Doctor of Philosophy


Statistics and Actuarial Sciences


Dr. Wenqing He


Microarray technology is essentially a measurement tool for measuring expressions of genes, and this measurement is subject to measurement error. Gene expressions could be employed as predictors for patient survival, and the measurement error involved in the gene expression is often ignored in the analysis of microarray data in the literature. Efforts are needed to establish statistical method for analyzing microarray data without ignoring the error in gene expression. A typical microarray data set has a large number of genes far exceeding the sample size. Proper selection of survival relevant genes contributes to an accurate prediction model. We study the effect of the measurement error on survival relevant gene selection under the accelerated failure time (AFT) model setting by regularizing weighted least square estimator with adaptive LASSO penalty. The simulation results and real data analysis show that ignoring measurement error will affect survival relevant gene selection. Simulation-Extrapolation (SIMEX) method is investigated to adjust the impact of measurement error to gene selection.
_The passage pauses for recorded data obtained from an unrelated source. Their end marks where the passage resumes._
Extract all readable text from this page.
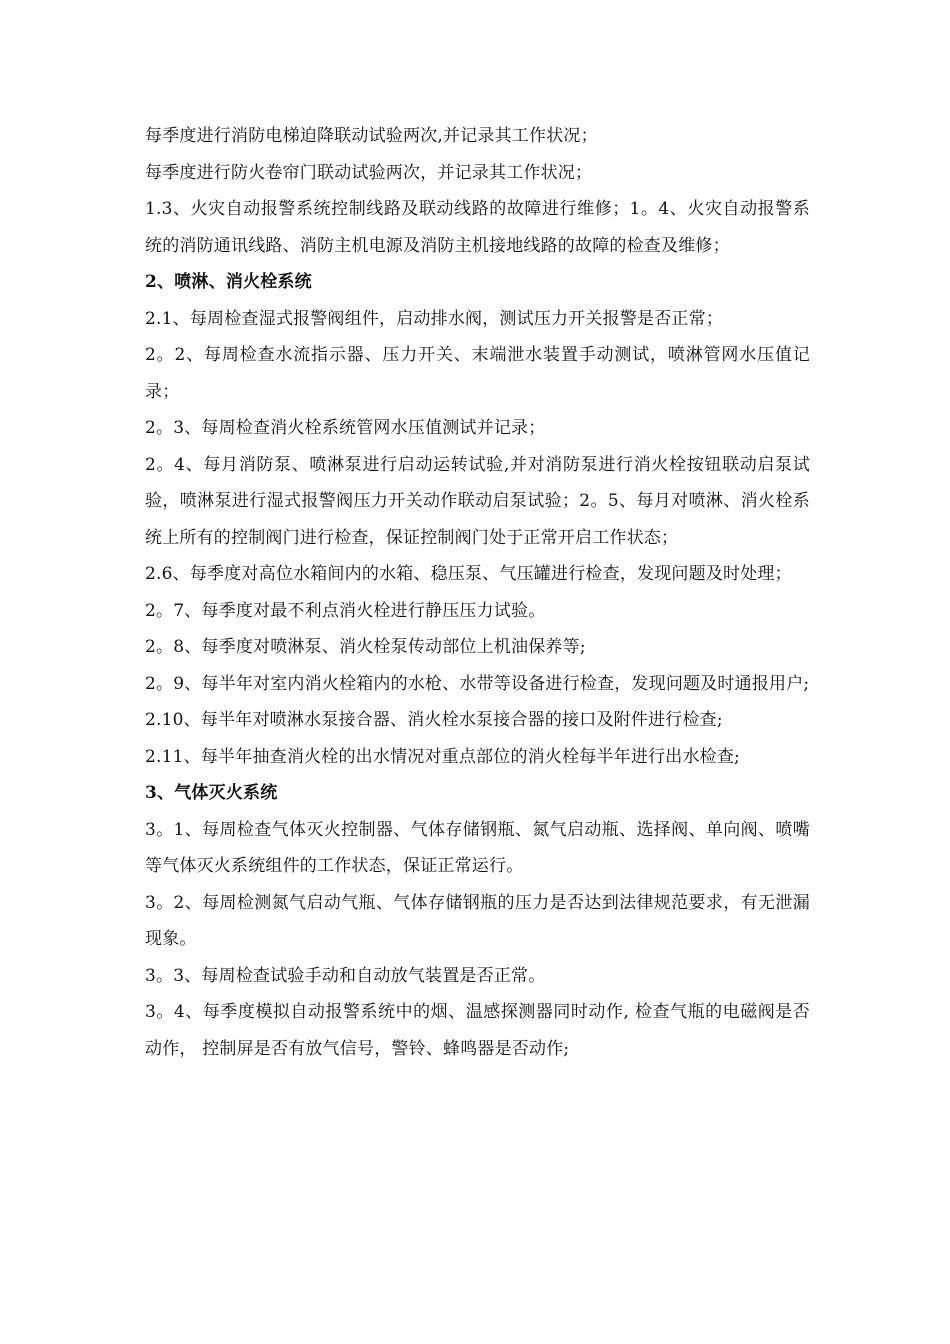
每季度进行消防电梯迫降联动试验两次,并记录其工作状况；

每季度进行防火卷帘门联动试验两次，并记录其工作状况；

1.3、火灾自动报警系统控制线路及联动线路的故障进行维修；1。4、火灾自动报警系统的消防通讯线路、消防主机电源及消防主机接地线路的故障的检查及维修；

2、喷淋、消火栓系统

2.1、每周检查湿式报警阀组件，启动排水阀，测试压力开关报警是否正常；

2。2、每周检查水流指示器、压力开关、末端泄水装置手动测试，喷淋管网水压值记录；

2。3、每周检查消火栓系统管网水压值测试并记录；

2。4、每月消防泵、喷淋泵进行启动运转试验,并对消防泵进行消火栓按钮联动启泵试验，喷淋泵进行湿式报警阀压力开关动作联动启泵试验；2。5、每月对喷淋、消火栓系统上所有的控制阀门进行检查，保证控制阀门处于正常开启工作状态；

2.6、每季度对高位水箱间内的水箱、稳压泵、气压罐进行检查，发现问题及时处理；

2。7、每季度对最不利点消火栓进行静压压力试验。

2。8、每季度对喷淋泵、消火栓泵传动部位上机油保养等;

2。9、每半年对室内消火栓箱内的水枪、水带等设备进行检查，发现问题及时通报用户;

2.10、每半年对喷淋水泵接合器、消火栓水泵接合器的接口及附件进行检查;

2.11、每半年抽查消火栓的出水情况对重点部位的消火栓每半年进行出水检查;

3、气体灭火系统

3。1、每周检查气体灭火控制器、气体存储钢瓶、氮气启动瓶、选择阀、单向阀、喷嘴等气体灭火系统组件的工作状态，保证正常运行。

3。2、每周检测氮气启动气瓶、气体存储钢瓶的压力是否达到法律规范要求，有无泄漏现象。

3。3、每周检查试验手动和自动放气装置是否正常。

3。4、每季度模拟自动报警系统中的烟、温感探测器同时动作, 检查气瓶的电磁阀是否动作， 控制屏是否有放气信号，警铃、蜂鸣器是否动作;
The resulting model after adjustment is more accurate than the model selected by ignoring measurement error. Microarray experiments are often performed over a long period of time, and samples can be prepared and collected under different conditions. Moreover, different protocols or methodology may be applied in the experiment. All these factors contribute to a possibility of heteroscedastic measurement error associated with microarray data set. It is of practical importance to combine microarray data from different labs or platforms. We construct a prediction AFT model using data with heterogeneous covariate measurement error. Two variations of the SIMEX algorithm are investigated to adjust the effect of the mis-measured covariates. Simulation results show that the proposed method can achieve better prediction accuracy than the naive method. In this dissertation, the SIMEX method is used to adjust for the effects of covariate measurement error. This method is superior to other conventional methods in that it is not only more robust to distributional assumptions for error prone covariates, it also offers marked simplicity and flexibility for practical use. To implement this method, we developed an R package for general users.